The RIAA said it had hired the California-based Field Institute polling firm to talk to students and determine what effect Napster had on music sales.

In their motion, plaintiffs presented evidence demonstrating ongoing harm to CD sales, harm to the emerging legitimate market for downloading music and a devaluing of music.

According to that study, "essentially every single Napster user sampled was engaged in some copyright infringement," the industry said in a statement. The study also claimed that 87% or more of songs actually copied and downloaded on Napster were copyrighted.

"[Nearly half] of Napster users…described the nature of its impact on their music purchases in a way which either explicitly indicated or suggested that Napster displaces CD sales," said the study. "The more songs Napster users have downloaded, the more apt they are to say explicitly or suggest that Napster has reduced their music purchases."

Napster will fight the preliminary injunction motion in court, even though it is attempting to reach a more amicable settlement, its executives said.

Less than 24 hours after the RIAA filed its brief, Napster has fired back against the recording industry via a tersely worded statement to the press.

Newly named Napster CEO Hank Barry, of venture-capital firm Hummer Winblad, tried to counter some of the arguments the RIAA made in its lawsuit. While the recording industry trade group contends that the software service has become a tool for widespread music piracy that needs to be closed immediately, Barry contends: "This case is about whether it is legal to share MP3 versions of sound recordings over the Internet. We say yes—the major labels say no."

Barry attempted to dismantle the RIAA's argument, point by point. He said that increased record sales—including an 8% rise in the most recent first quarter—proved that Napster has not affected record sales. He said that 95% of all Napster files that are downloaded are quickly erased.

Whereas the RIAA said that the Field Research survey showed a correlation between the increased use of Napster and declining CD sales at stores near colleges, Barry insisted the study really proved that Napster was a promotional tool. "Napster is a sampling and listening experience, not a permanent copying experience that would displace conventional CD sales," he said. "Napster has been and will be very, very good for music—and for music sales."

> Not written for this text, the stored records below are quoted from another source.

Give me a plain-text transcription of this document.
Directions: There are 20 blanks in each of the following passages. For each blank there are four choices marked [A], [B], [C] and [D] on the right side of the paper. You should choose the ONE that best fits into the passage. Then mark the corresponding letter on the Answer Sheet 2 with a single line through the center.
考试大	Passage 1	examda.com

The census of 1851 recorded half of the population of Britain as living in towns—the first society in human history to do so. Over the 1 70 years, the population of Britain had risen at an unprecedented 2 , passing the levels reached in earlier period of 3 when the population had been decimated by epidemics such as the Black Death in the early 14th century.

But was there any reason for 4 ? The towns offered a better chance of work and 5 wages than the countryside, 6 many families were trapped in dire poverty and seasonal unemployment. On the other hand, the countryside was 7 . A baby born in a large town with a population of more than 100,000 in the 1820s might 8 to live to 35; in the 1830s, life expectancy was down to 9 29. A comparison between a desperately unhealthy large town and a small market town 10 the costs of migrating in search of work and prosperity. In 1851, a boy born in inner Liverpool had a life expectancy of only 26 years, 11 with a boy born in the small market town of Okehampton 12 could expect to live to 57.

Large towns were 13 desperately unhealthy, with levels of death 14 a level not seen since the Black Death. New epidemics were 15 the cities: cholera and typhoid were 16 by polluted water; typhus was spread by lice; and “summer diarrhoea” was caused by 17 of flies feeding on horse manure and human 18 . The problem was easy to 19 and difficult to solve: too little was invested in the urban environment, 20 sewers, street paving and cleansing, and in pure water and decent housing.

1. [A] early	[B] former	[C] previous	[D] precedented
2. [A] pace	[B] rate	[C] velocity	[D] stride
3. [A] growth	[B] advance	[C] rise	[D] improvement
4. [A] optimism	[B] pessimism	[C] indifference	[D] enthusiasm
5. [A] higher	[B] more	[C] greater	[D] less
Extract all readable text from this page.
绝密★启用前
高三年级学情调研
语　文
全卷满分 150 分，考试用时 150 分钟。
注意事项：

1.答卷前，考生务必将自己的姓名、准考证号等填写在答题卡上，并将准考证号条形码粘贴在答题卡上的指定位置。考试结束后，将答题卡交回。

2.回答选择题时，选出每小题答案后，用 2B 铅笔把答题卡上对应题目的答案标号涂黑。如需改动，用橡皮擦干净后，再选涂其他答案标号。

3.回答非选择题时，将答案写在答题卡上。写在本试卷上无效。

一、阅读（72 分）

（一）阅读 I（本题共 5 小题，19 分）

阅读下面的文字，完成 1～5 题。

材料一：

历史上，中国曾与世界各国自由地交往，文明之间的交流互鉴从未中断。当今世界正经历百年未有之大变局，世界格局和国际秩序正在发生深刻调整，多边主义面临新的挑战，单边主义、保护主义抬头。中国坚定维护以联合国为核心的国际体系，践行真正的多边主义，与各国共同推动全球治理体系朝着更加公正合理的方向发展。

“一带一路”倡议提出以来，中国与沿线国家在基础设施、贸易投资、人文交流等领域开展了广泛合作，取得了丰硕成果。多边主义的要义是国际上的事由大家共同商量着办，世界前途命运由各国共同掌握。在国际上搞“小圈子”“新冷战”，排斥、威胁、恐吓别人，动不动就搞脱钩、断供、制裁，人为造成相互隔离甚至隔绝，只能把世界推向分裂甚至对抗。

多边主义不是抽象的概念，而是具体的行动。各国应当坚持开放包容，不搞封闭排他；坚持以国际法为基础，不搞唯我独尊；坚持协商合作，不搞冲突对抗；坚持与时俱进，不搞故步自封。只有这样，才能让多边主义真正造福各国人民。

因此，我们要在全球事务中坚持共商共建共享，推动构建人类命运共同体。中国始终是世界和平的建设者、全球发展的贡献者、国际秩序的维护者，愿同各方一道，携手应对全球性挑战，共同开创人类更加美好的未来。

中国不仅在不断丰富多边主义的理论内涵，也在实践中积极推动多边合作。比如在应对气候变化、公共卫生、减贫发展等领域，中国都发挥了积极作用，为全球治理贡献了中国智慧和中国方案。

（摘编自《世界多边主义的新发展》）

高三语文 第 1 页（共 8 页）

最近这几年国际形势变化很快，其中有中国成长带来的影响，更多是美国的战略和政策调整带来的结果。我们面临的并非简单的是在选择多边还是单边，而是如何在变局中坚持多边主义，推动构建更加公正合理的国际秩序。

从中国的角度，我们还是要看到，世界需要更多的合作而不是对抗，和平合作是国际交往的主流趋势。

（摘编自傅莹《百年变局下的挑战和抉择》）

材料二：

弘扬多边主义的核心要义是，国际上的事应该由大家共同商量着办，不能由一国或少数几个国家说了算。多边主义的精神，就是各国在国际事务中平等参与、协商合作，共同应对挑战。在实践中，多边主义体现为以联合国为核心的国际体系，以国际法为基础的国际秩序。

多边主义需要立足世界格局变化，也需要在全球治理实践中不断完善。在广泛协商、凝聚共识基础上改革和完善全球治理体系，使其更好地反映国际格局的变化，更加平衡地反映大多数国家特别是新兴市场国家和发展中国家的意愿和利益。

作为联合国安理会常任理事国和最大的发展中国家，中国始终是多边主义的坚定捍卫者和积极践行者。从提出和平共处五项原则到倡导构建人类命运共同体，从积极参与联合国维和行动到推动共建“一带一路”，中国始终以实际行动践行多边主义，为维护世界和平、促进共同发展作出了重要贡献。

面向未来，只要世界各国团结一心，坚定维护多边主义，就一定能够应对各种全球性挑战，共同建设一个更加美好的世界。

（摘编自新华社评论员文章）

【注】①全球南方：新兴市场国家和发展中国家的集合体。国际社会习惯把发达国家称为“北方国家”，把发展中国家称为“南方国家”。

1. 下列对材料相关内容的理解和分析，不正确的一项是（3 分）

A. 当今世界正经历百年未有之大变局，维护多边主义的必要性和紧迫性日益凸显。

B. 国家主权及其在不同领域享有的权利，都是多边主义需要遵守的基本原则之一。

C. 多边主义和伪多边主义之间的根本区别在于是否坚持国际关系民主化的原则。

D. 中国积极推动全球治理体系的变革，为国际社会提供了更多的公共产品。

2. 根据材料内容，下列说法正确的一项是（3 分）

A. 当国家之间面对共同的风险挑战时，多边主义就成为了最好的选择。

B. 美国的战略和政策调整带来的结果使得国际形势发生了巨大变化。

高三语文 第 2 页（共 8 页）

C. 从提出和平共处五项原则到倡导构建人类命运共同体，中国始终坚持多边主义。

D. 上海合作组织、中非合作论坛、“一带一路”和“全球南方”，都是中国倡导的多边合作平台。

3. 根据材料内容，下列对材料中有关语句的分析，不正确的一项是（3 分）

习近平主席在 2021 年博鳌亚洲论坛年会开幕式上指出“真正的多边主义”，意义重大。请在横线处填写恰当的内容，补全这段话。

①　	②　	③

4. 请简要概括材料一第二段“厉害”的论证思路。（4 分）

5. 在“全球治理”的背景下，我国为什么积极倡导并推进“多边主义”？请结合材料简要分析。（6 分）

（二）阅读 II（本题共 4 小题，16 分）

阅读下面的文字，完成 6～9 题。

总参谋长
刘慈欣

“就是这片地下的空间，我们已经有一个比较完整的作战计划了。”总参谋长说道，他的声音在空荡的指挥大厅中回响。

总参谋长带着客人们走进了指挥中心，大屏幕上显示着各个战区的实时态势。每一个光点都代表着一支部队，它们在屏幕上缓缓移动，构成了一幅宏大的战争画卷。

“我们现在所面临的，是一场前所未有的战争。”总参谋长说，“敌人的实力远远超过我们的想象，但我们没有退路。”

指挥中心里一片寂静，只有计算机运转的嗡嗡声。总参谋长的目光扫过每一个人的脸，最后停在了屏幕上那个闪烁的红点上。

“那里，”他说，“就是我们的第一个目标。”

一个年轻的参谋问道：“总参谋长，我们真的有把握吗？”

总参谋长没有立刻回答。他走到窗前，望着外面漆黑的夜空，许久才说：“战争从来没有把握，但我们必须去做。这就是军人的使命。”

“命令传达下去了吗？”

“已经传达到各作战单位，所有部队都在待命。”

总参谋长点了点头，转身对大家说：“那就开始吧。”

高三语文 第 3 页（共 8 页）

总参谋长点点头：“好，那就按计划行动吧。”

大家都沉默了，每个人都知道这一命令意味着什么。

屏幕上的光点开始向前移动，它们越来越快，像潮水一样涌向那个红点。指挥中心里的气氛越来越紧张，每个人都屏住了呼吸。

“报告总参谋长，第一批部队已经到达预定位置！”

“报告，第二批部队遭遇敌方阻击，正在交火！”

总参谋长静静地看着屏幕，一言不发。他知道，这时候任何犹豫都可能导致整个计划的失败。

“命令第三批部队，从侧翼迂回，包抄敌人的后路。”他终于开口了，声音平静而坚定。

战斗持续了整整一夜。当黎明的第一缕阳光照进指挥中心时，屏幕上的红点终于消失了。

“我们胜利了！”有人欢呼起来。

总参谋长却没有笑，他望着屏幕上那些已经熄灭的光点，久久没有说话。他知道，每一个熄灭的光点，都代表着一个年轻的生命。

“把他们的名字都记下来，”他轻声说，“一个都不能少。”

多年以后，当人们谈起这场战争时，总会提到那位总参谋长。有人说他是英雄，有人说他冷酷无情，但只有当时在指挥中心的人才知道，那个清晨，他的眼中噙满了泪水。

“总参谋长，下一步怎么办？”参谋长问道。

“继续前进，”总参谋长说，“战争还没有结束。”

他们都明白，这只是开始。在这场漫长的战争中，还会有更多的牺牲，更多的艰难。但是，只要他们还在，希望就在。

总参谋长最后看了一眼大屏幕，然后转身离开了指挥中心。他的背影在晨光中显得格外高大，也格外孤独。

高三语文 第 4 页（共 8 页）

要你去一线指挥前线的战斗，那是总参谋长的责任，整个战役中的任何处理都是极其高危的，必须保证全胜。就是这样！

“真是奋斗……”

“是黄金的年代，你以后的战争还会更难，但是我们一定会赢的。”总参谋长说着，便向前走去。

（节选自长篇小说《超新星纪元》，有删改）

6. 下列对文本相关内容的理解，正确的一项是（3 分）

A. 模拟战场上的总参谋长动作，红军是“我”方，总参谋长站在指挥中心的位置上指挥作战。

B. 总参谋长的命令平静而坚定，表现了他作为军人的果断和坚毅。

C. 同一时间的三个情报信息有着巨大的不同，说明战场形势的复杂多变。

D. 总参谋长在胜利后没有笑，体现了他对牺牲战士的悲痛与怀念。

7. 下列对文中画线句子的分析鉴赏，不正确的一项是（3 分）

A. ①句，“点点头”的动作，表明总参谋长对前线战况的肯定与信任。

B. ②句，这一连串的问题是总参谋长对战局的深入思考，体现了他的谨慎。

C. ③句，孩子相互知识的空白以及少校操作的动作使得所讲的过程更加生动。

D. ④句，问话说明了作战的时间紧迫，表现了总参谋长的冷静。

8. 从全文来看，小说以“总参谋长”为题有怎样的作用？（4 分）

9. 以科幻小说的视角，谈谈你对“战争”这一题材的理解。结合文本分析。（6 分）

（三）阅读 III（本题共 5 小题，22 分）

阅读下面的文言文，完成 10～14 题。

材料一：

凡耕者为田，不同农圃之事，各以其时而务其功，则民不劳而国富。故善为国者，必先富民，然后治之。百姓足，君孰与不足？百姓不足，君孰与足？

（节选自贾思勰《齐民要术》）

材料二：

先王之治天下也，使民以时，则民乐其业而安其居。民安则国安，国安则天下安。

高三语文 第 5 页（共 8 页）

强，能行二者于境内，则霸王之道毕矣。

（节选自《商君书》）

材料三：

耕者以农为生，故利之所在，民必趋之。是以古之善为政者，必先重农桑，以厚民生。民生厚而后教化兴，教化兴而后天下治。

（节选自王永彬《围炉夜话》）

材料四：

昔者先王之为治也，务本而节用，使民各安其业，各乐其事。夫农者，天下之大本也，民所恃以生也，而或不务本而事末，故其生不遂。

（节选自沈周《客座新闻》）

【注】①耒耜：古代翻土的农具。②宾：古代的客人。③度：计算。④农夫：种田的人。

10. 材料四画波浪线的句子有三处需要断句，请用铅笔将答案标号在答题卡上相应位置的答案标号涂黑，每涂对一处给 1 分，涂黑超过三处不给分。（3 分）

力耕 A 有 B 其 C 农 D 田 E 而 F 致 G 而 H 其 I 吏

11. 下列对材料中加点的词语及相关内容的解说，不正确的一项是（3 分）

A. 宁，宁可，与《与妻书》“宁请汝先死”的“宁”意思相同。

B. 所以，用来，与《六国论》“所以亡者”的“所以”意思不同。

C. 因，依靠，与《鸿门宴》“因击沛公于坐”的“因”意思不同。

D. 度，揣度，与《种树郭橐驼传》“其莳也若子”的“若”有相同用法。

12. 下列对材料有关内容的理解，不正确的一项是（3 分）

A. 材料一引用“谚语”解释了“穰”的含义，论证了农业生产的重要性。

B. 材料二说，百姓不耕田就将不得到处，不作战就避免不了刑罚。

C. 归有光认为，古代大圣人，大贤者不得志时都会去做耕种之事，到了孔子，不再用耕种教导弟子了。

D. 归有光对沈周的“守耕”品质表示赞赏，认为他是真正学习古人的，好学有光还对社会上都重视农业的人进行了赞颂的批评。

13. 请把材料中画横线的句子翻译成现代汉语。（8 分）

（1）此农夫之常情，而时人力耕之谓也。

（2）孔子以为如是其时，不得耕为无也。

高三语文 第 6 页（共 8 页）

Barry also objected to the RIAA's characterization of Napster as an inherently evil tool; it simply represents the future, he said. "File-sharing technology is here to stay. It does not threaten copyright any more than any of the other technologies that have been developed in the past," he said.

"The record companies are trying to shut down Napster—an entirely legal system of file sharing that reflects the heart and soul of the Internet," Barry said. "We'd like to work with them on a solution, but we'll win this case in court."

The injunction, if granted, would last only until the case comes to trial.

MP3.com's Robertson submitted a declaration in support of the motion stating that file-sharing services like Napster do nothing to promote emerging artists and that MP3.com has not authorized Napster to distribute the music of MP3.com artists. "In my view, Napster is not designed to promote or share the music of unknown or lesser-known artists," he said. "The only way to find a song on Napster is to enter the name of the song and/or artist that the user wants to find."

According to EMusic's Kohn, "The entire purpose of the Napster service is clearly to facilitate the copying and mass distribution of MP3 music files without any regard for those who hold the copyrights to the recordings."

On July 3, Napster will formally respond to the RIAA's call for an injunction in a legal brief. On July 13, the RIAA files a final response. On July 26, Judge Patel will rule on the preliminary injunction that would temporarily disable the Web site even before she rules on the underlying issues in the case later this year.